Long-term antibiotics utilization increases antibiotic resistance and Clostridium difficile infection36. The incidence of C. difficile infection is estimated to range from 0.4% after revision TKA37 to 1.7% after revision THA38. The incidence rates of C. difficile infection increase gradually from 1.6 to 2.1 times following 1–3 to 7–11 days of antibiotic exposure compared to those without prior antibiotic exposure39. The overall incidence of C. difficile infection in our study was 0.25%, which was similar to prior studies37,38. Although C. difficile infection is an uncommon complication following revision TJA, it can increase hospital stay, costs, and in-hospital mortality following revision surgery38. Surgeons should pay attention to high-risk patients and manage perioperative antibiotics judiciously.
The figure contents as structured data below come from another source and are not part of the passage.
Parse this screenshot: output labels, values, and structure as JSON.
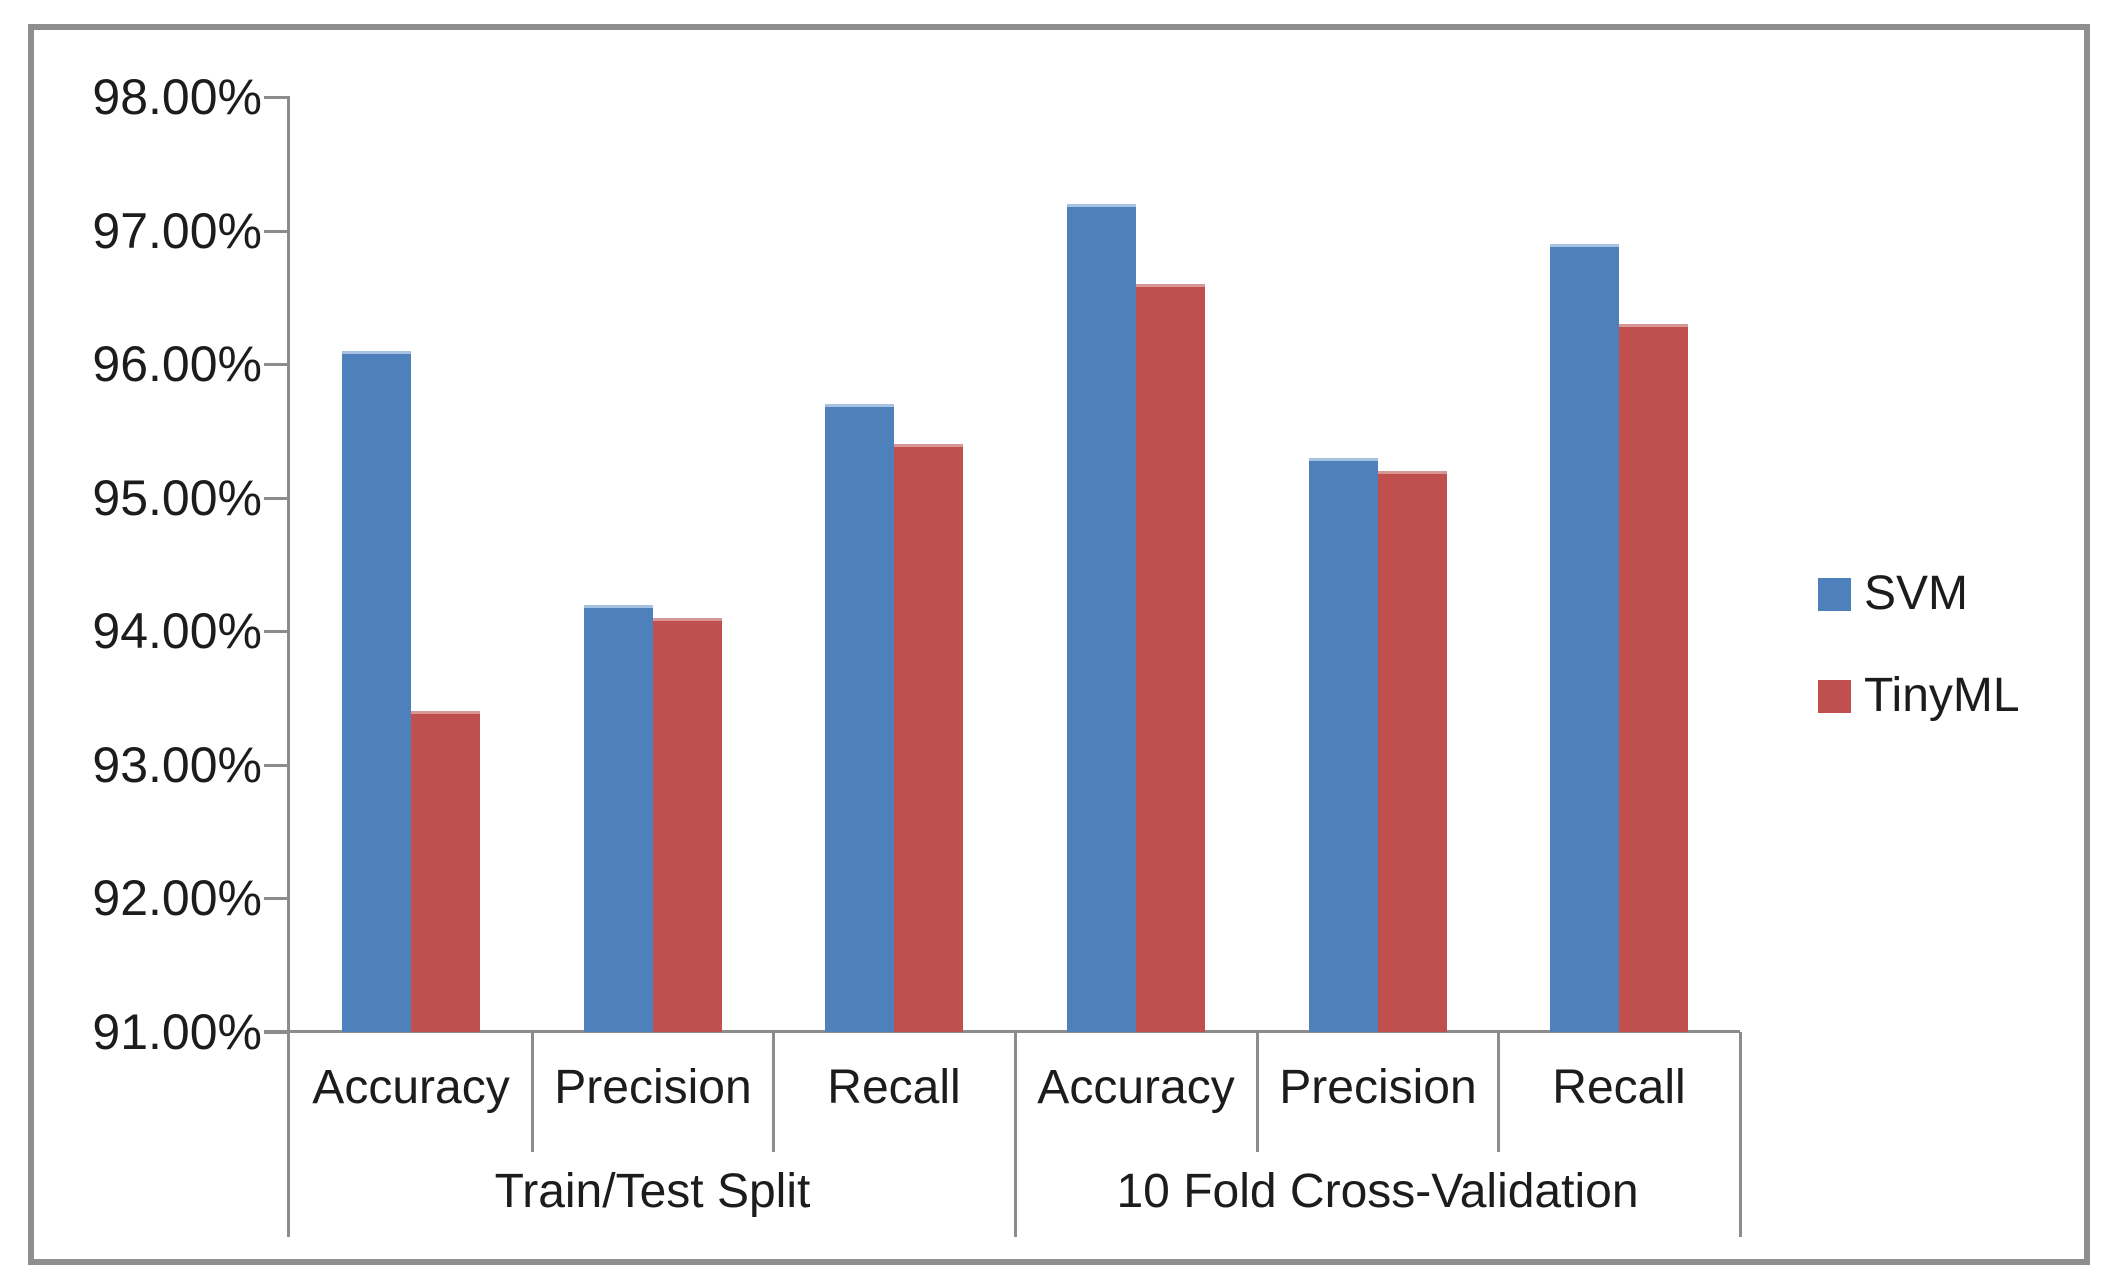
{
  "frame": {
    "border_color": "#8E8E8E",
    "background": "#ffffff"
  },
  "chart_data": {
    "type": "bar",
    "title": "",
    "grid": false,
    "plot_background": "#ffffff",
    "axis_color": "#8C8C8C",
    "text_color": "#1C1C1C",
    "y_axis": {
      "min": 91,
      "max": 98,
      "step": 1,
      "tick_format": "0.00%",
      "tick_labels": [
        "98.00%",
        "97.00%",
        "96.00%",
        "95.00%",
        "94.00%",
        "93.00%",
        "92.00%",
        "91.00%"
      ]
    },
    "x_axis": {
      "groups": [
        {
          "label": "Train/Test Split",
          "categories": [
            "Accuracy",
            "Precision",
            "Recall"
          ]
        },
        {
          "label": "10 Fold Cross-Validation",
          "categories": [
            "Accuracy",
            "Precision",
            "Recall"
          ]
        }
      ]
    },
    "series": [
      {
        "name": "SVM",
        "color": "#4E80BC",
        "edge_color": "#A7C1E0",
        "values_pct": [
          96.1,
          94.2,
          95.7,
          97.2,
          95.3,
          96.9
        ]
      },
      {
        "name": "TinyML",
        "color": "#C0504D",
        "edge_color": "#D69795",
        "values_pct": [
          93.4,
          94.1,
          95.4,
          96.6,
          95.2,
          96.3
        ]
      }
    ],
    "legend": {
      "position": "right",
      "entries": [
        {
          "label": "SVM",
          "color": "#4E80BC"
        },
        {
          "label": "TinyML",
          "color": "#C0504D"
        }
      ]
    }
  }
}
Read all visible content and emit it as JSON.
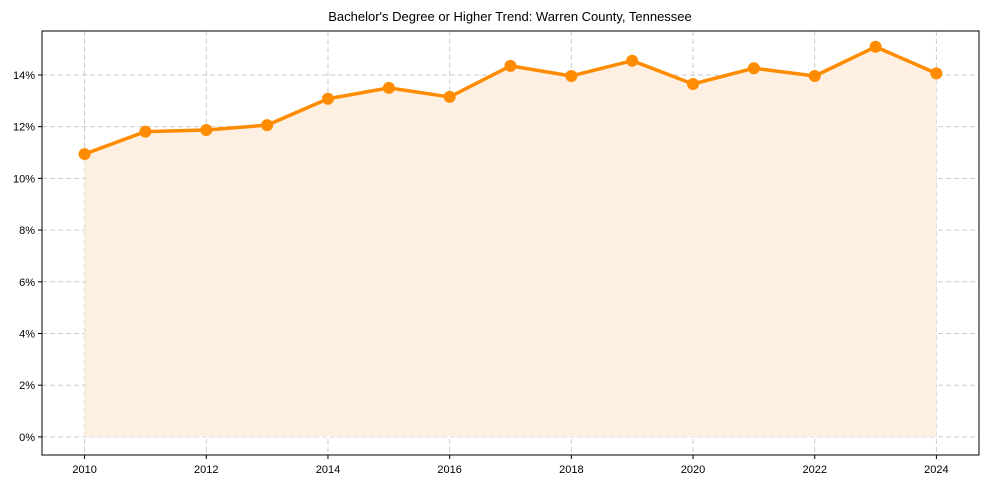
{
  "chart_data": {
    "type": "line",
    "title": "Bachelor's Degree or Higher Trend: Warren County, Tennessee",
    "xlabel": "",
    "ylabel": "",
    "x": [
      2010,
      2011,
      2012,
      2013,
      2014,
      2015,
      2016,
      2017,
      2018,
      2019,
      2020,
      2021,
      2022,
      2023,
      2024
    ],
    "series": [
      {
        "name": "Bachelor's Degree or Higher (%)",
        "values": [
          10.94,
          11.81,
          11.87,
          12.06,
          13.08,
          13.5,
          13.15,
          14.35,
          13.96,
          14.55,
          13.65,
          14.26,
          13.96,
          15.09,
          14.06
        ],
        "color": "#ff8c00",
        "fill": "#fdf0e2"
      }
    ],
    "xticks": [
      "2010",
      "2012",
      "2014",
      "2016",
      "2018",
      "2020",
      "2022",
      "2024"
    ],
    "yticks": [
      "0%",
      "2%",
      "4%",
      "6%",
      "8%",
      "10%",
      "12%",
      "14%"
    ],
    "ytick_values": [
      0,
      2,
      4,
      6,
      8,
      10,
      12,
      14
    ],
    "xlim": [
      2009.3,
      2024.7
    ],
    "ylim": [
      -0.7,
      15.7
    ],
    "grid": true,
    "legend": "none"
  }
}
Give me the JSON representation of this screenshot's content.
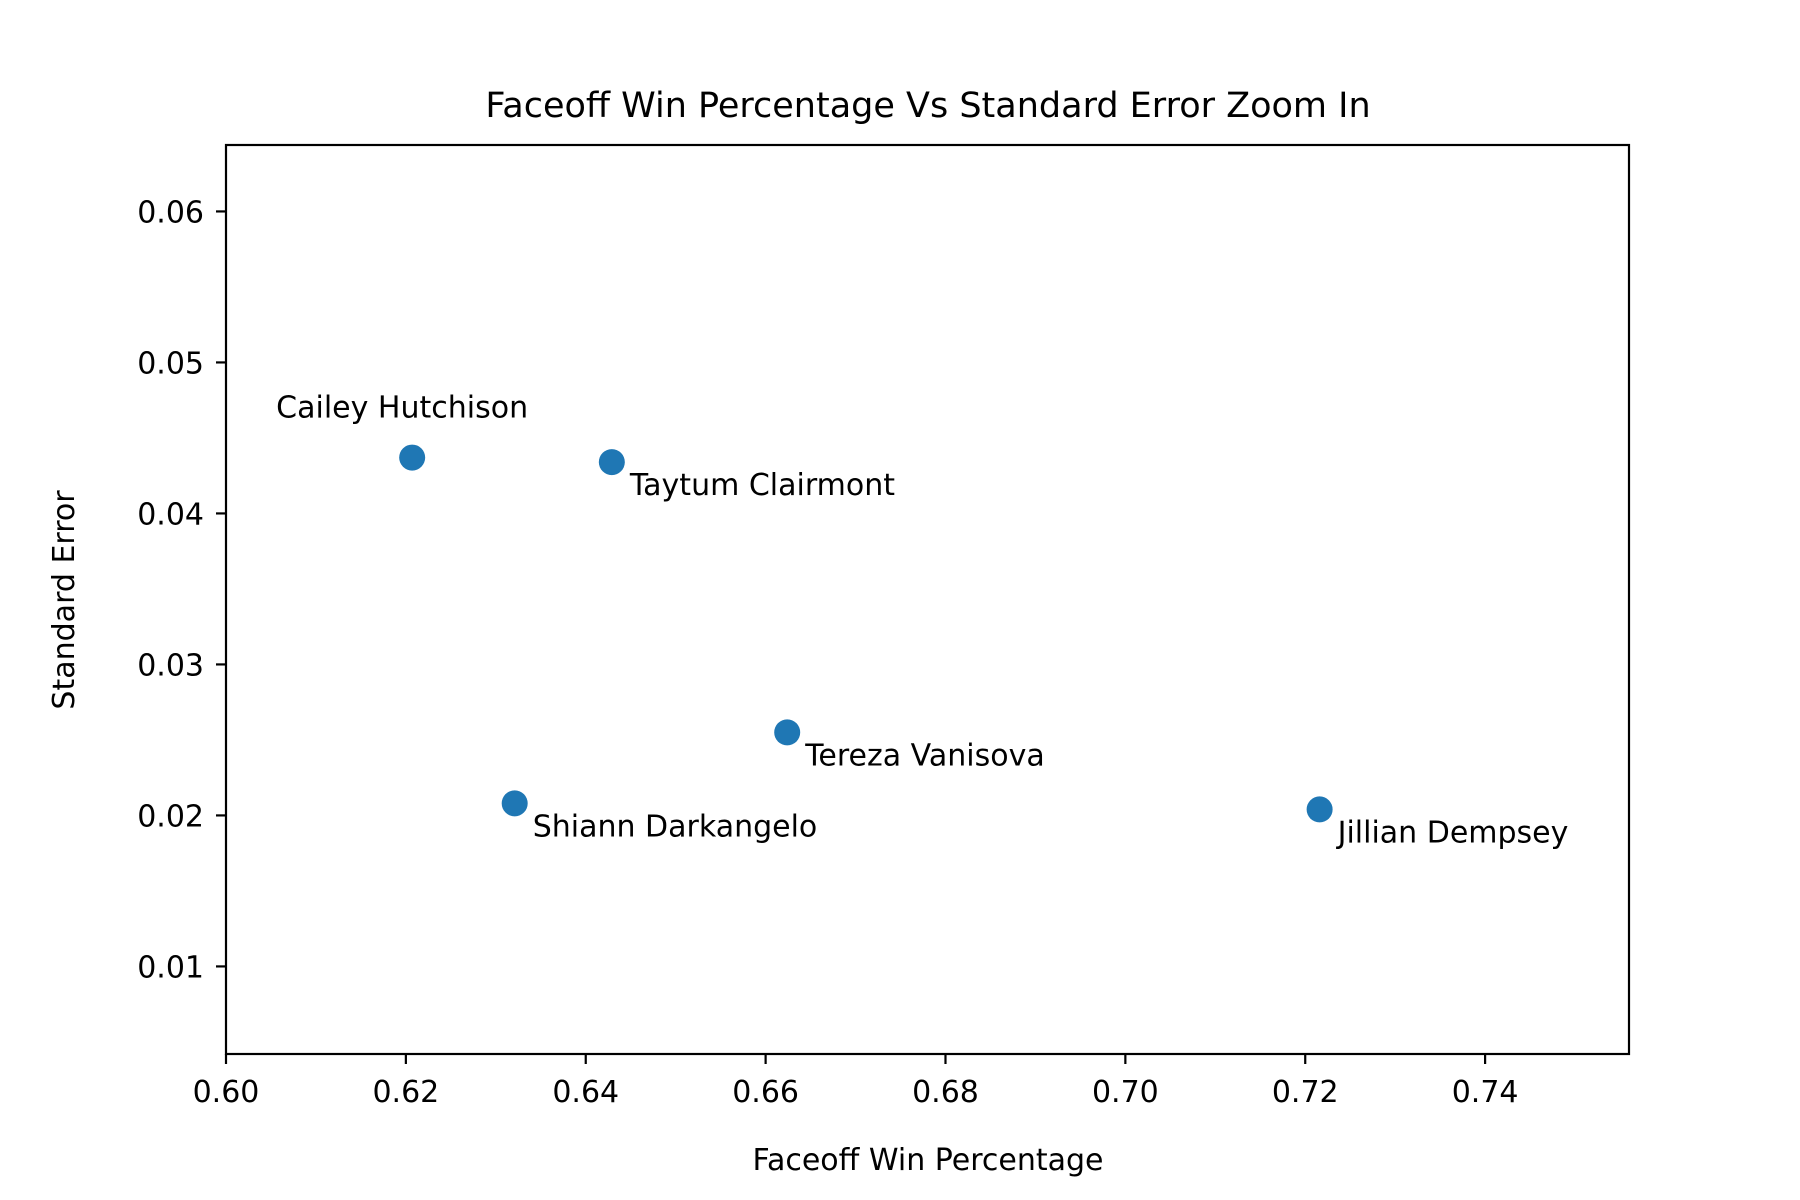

Our study has several limitations that should be considered. First, the study was retrospective and non-randomized, which introduced the possibility of selection bias. For example, a higher CRP level was observed in the EA group, and surgeons may lead towards extended antibiotic use after revision surgery. Besides, CCI was calculated as a numerical variable based on the ICD diagnosis codes to represent comorbidity. Therefore, a lower CCI distribution was found in the EA group. Given that the duration of antibiotics administered was based on the surgeon's discretion, the comorbidities and complexity of the surgery may have influenced this decision. However, we utilized propensity-score matching analysis and multiple logistic regression to control for possible confounding factors. Besides, a post hoc power analysis revealed a beta value of 83%, indicating the sample size is adequate, and the likelihood of a type 2 error is low. Moreover, the reason for a surgeon selecting extended antibiotic prophylaxis was not recorded. Second, we could not control for factors that may have influenced the use of extended antibiotic prophylaxis, such as a positive nasal colonization screening for methicillin-resistant Staphylococcus aureus. Third, our database did not have socioeconomic status and education level, which has shown to be associated with PJI. Finally, we did not perform synovial fluid and histopathologic analysis during the revision in this study, and the diagnosis of aseptic revision was using ICD code rather than standard criteria (like ICM). This could under-diagnose septic revision in presumed aseptic revision and affect the antibiotic duration and the outcome.

Conclusion

Extended antibiotic prophylaxis may not reduce the PJI rate up to 1 year following aseptic revision TJA. Efforts are needed with evidence-based approaches regarding the duration of antibiotic prophylaxis. This supports current and previous guidelines that do not recommend extended antibiotic prophylaxis.